How shipping and plastic escape justice

Parts of the X-Press Pearl still lie on the seafloor off Sri Lanka. The ship broke in two; while some wreckage was removed, debris and cargo remain. Microplastics have entered fish, and toxic residues contaminate nearby waters. Heavy metals, nitric acid remnants, and plastic nurdles continue to wash ashore. Fisheries haven’t recovered. It didn’t sink into silence. It sank into people’s lungs, their nets, their daily lives.

Jude Celanta, a fisherman near Negombo, remembers the disaster clearly: “I saw a huge ball of fire coming out of the ship, and then the beach was covered with oil, dead turtles and shipping containers.
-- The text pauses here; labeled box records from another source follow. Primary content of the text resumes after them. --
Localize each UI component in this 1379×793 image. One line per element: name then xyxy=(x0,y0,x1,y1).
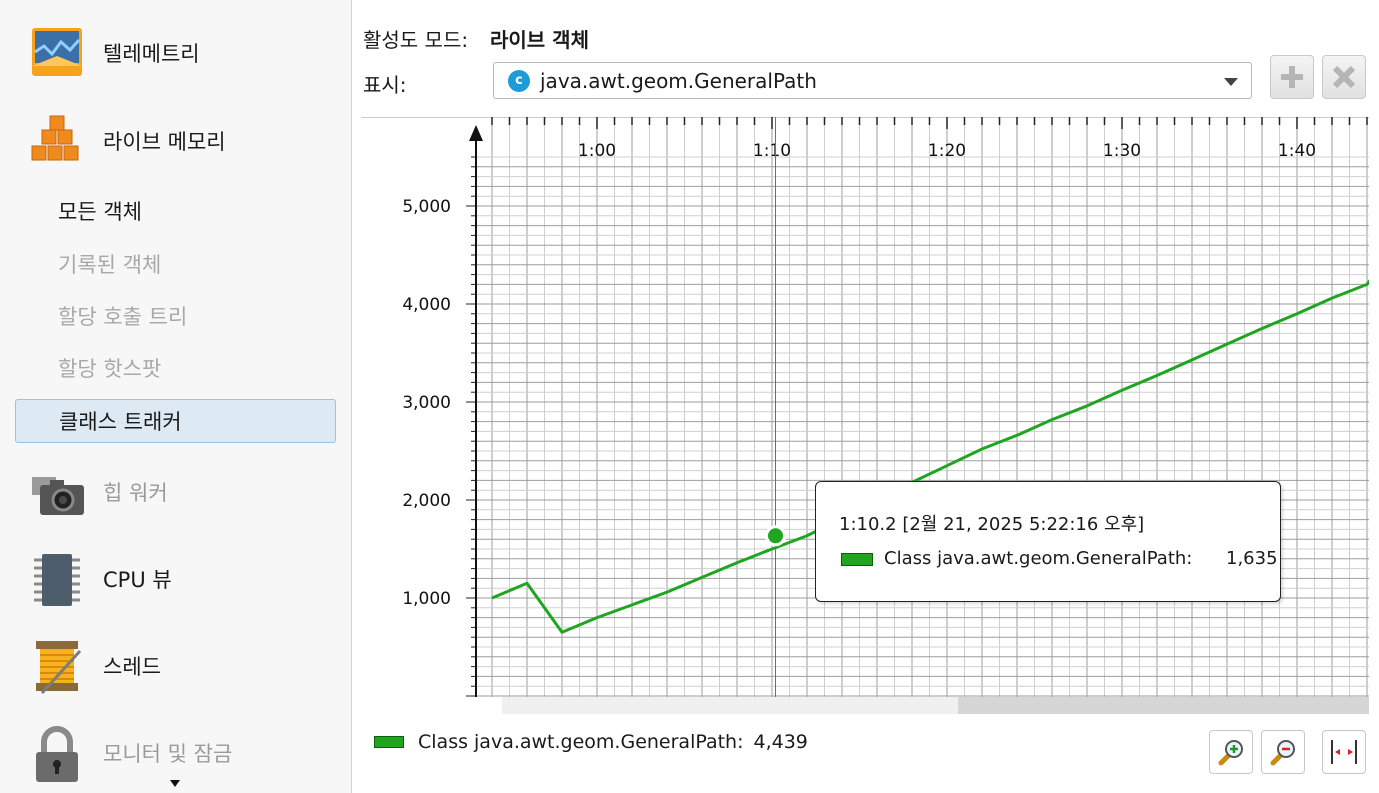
x-tick-label: 1:10 xyxy=(753,141,791,161)
nav-telemetry-label: 텔레메트리 xyxy=(103,42,200,66)
legend-swatch xyxy=(374,736,404,748)
live-memory-icon xyxy=(28,112,86,170)
sidebar-more-arrow-icon[interactable] xyxy=(170,780,180,787)
display-label: 표시: xyxy=(363,73,407,97)
chart-axes xyxy=(361,117,1369,697)
sub-class-tracker[interactable]: 클래스 트래커 xyxy=(15,399,336,443)
sub-allocation-hotspots-label: 할당 핫스팟 xyxy=(58,357,162,381)
zoom-in-icon xyxy=(1218,740,1243,766)
close-icon xyxy=(1332,65,1356,89)
sub-allocation-call-tree-label: 할당 호출 트리 xyxy=(58,305,188,329)
x-tick-label: 1:40 xyxy=(1278,141,1316,161)
liveness-mode-value[interactable]: 라이브 객체 xyxy=(490,28,589,52)
legend-series-name: Class java.awt.geom.GeneralPath: xyxy=(418,731,744,753)
sub-recorded-objects[interactable]: 기록된 객체 xyxy=(15,242,336,286)
y-tick-label: 1,000 xyxy=(402,589,451,609)
zoom-in-button[interactable] xyxy=(1209,730,1253,774)
nav-heap-walker[interactable]: 힙 워커 xyxy=(0,452,352,532)
sub-allocation-call-tree[interactable]: 할당 호출 트리 xyxy=(15,294,336,338)
y-tick-label: 5,000 xyxy=(402,197,451,217)
selected-class-value: java.awt.geom.GeneralPath xyxy=(540,68,817,93)
fit-width-button[interactable] xyxy=(1322,730,1366,774)
nav-threads[interactable]: 스레드 xyxy=(0,626,352,706)
sidebar: 텔레메트리 라이브 메모리 모든 객체 기록된 객체 할당 호출 트리 xyxy=(0,0,352,793)
nav-telemetry[interactable]: 텔레메트리 xyxy=(0,13,352,93)
chart-grid xyxy=(476,117,1369,697)
nav-monitors-locks-label: 모니터 및 잠금 xyxy=(103,742,233,766)
cpu-chip-icon xyxy=(28,550,86,608)
x-tick-label: 1:00 xyxy=(578,141,616,161)
nav-heap-walker-label: 힙 워커 xyxy=(103,481,168,505)
y-tick-label: 3,000 xyxy=(402,393,451,413)
y-tick-label: 2,000 xyxy=(402,491,451,511)
nav-monitors-locks[interactable]: 모니터 및 잠금 xyxy=(0,713,352,793)
series-line xyxy=(491,279,1369,634)
chart-tick-labels: 1:00 1:10 1:20 1:30 1:40 1,000 2,000 3,000 4,000… xyxy=(402,141,1316,609)
nav-live-memory[interactable]: 라이브 메모리 xyxy=(0,101,352,181)
sub-allocation-hotspots[interactable]: 할당 핫스팟 xyxy=(15,346,336,390)
tooltip-series-swatch xyxy=(841,553,873,566)
chart-area[interactable]: 1:00 1:10 1:20 1:30 1:40 1,000 2,000 3,000 4,000… xyxy=(361,117,1369,714)
tooltip-time: 1:10.2 [2월 21, 2025 5:22:16 오후] xyxy=(839,514,1145,535)
telemetry-icon xyxy=(28,24,86,82)
fit-width-icon xyxy=(1331,740,1357,764)
tooltip-series-name: Class java.awt.geom.GeneralPath: xyxy=(884,548,1193,569)
liveness-mode-label: 활성도 모드: xyxy=(363,28,469,52)
heap-walker-camera-icon xyxy=(28,463,86,521)
y-axis-arrow xyxy=(469,125,483,141)
x-tick-label: 1:30 xyxy=(1103,141,1141,161)
chart-series xyxy=(491,117,1369,697)
add-class-button[interactable] xyxy=(1270,55,1314,99)
sub-all-objects[interactable]: 모든 객체 xyxy=(15,189,336,233)
remove-class-button[interactable] xyxy=(1322,55,1366,99)
nav-cpu-view[interactable]: CPU 뷰 xyxy=(0,539,352,619)
nav-cpu-view-label: CPU 뷰 xyxy=(103,568,172,592)
x-tick-label: 1:20 xyxy=(928,141,966,161)
thread-spool-icon xyxy=(28,637,86,695)
nav-threads-label: 스레드 xyxy=(103,655,161,679)
class-select-dropdown[interactable]: c java.awt.geom.GeneralPath xyxy=(493,62,1252,99)
zoom-out-icon xyxy=(1270,740,1295,766)
nav-live-memory-label: 라이브 메모리 xyxy=(103,130,226,154)
class-icon: c xyxy=(508,69,530,92)
plus-icon xyxy=(1281,66,1303,88)
y-tick-label: 4,000 xyxy=(402,295,451,315)
sub-recorded-objects-label: 기록된 객체 xyxy=(58,253,162,277)
hover-marker xyxy=(765,525,786,547)
sub-class-tracker-label: 클래스 트래커 xyxy=(59,410,182,434)
chart-tooltip: 1:10.2 [2월 21, 2025 5:22:16 오후] Class ja… xyxy=(815,481,1281,602)
chart-legend: Class java.awt.geom.GeneralPath: 4,439 xyxy=(374,731,808,753)
tooltip-value: 1,635 xyxy=(1226,548,1278,569)
chart-scrollbar-thumb[interactable] xyxy=(958,697,1369,714)
zoom-out-button[interactable] xyxy=(1261,730,1305,774)
sub-all-objects-label: 모든 객체 xyxy=(58,200,142,224)
chevron-down-icon xyxy=(1224,78,1238,86)
legend-value: 4,439 xyxy=(753,731,808,753)
padlock-icon xyxy=(28,724,86,782)
class-count-chart[interactable]: 1:00 1:10 1:20 1:30 1:40 1,000 2,000 3,000 4,000… xyxy=(361,117,1369,714)
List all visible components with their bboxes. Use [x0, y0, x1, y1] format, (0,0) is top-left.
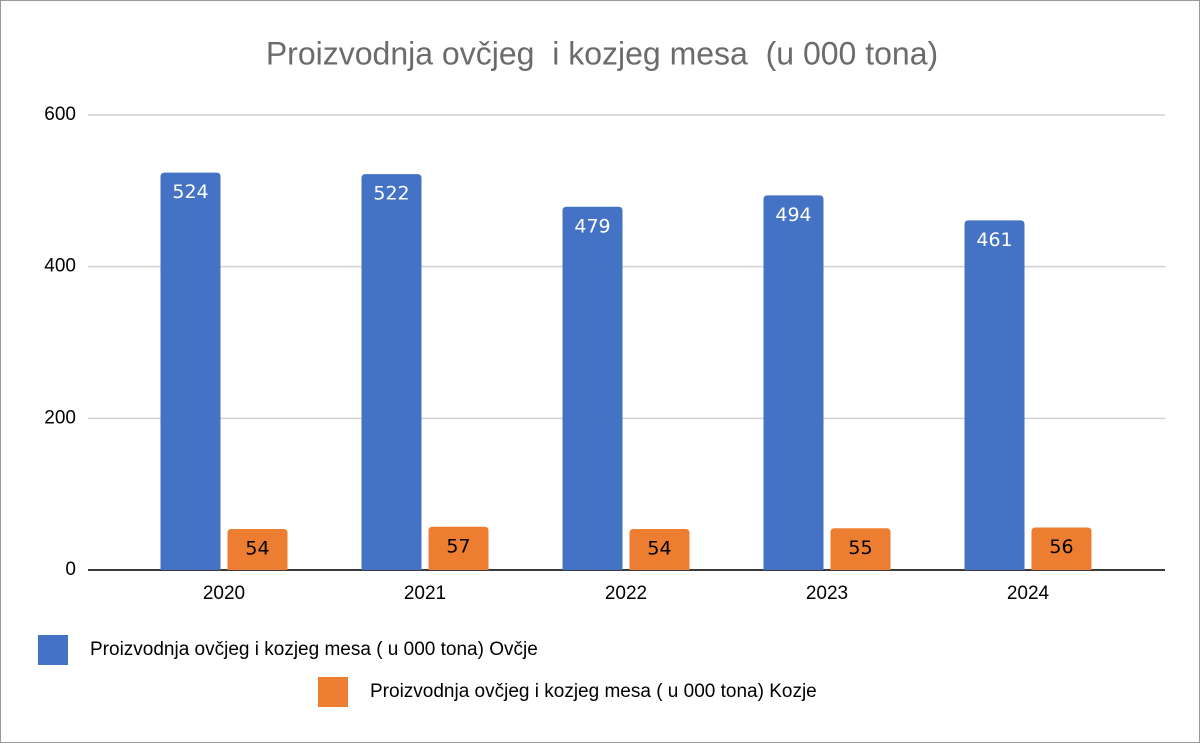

I kind of felt it was the end of the world.”

“There’s no fish since then. We’ve never had the same amount of fish that we used to catch. My son is also considering leaving the country.”

His hands, once calloused from nets, are now idle. His son is applying for a visa to Canada.

I spoke with Leana Hosea, an award-winning environmental journalist of Sri Lankan heritage and founder of Watershed Investigations, who along with the Ocean Reporting Network Fellow, Saroj Pathirana, first obtained and analysed the ship’s black box transcript. Hosea’s reporting, based on leaked documents and chemical testing, helped reveal how the disaster unfolded and why no one stopped it.

“It was one of the worst environmental disasters in the country’s history,” she told me. “Yet I felt it didn’t get the coverage it deserved, because it happened during COVID, and because it happened to a small developing country. With several ongoing compensation cases, there are the legal challenges and the difficulties of getting information from the shipping industry.

“There’s now a second influx of nurdles onto Sri Lanka’s coastlines, believed to be from the MSC Elsa 3, a cargo ship which caught fire and sank off the coast of Kerala, India, on May 25, 2025. So the X-Press Pearl disaster is not one of a kind and shipping pollution is not as rare or insignificant as you might think.”

This is not just about Sri Lanka. It is about us. The laws we permit. The seas we sacrifice. A treaty to stop plastic nurdle pollution is being drafted. Nations could mandate better fire detection. Ports could be required to accept hazardous cargo. None of that will happen without pressure.

So long as a ship can sail under one flag, burn under another, and be buried by a third. The ocean pays. The polluters sail on.

The X-Press Pearl will not be the last. It could be the one we finally learn from.

Tomorrow, they will still be there, the women, the sieves, the plastic that will not go away. Tomorrow, even more nurdles will wash ashore.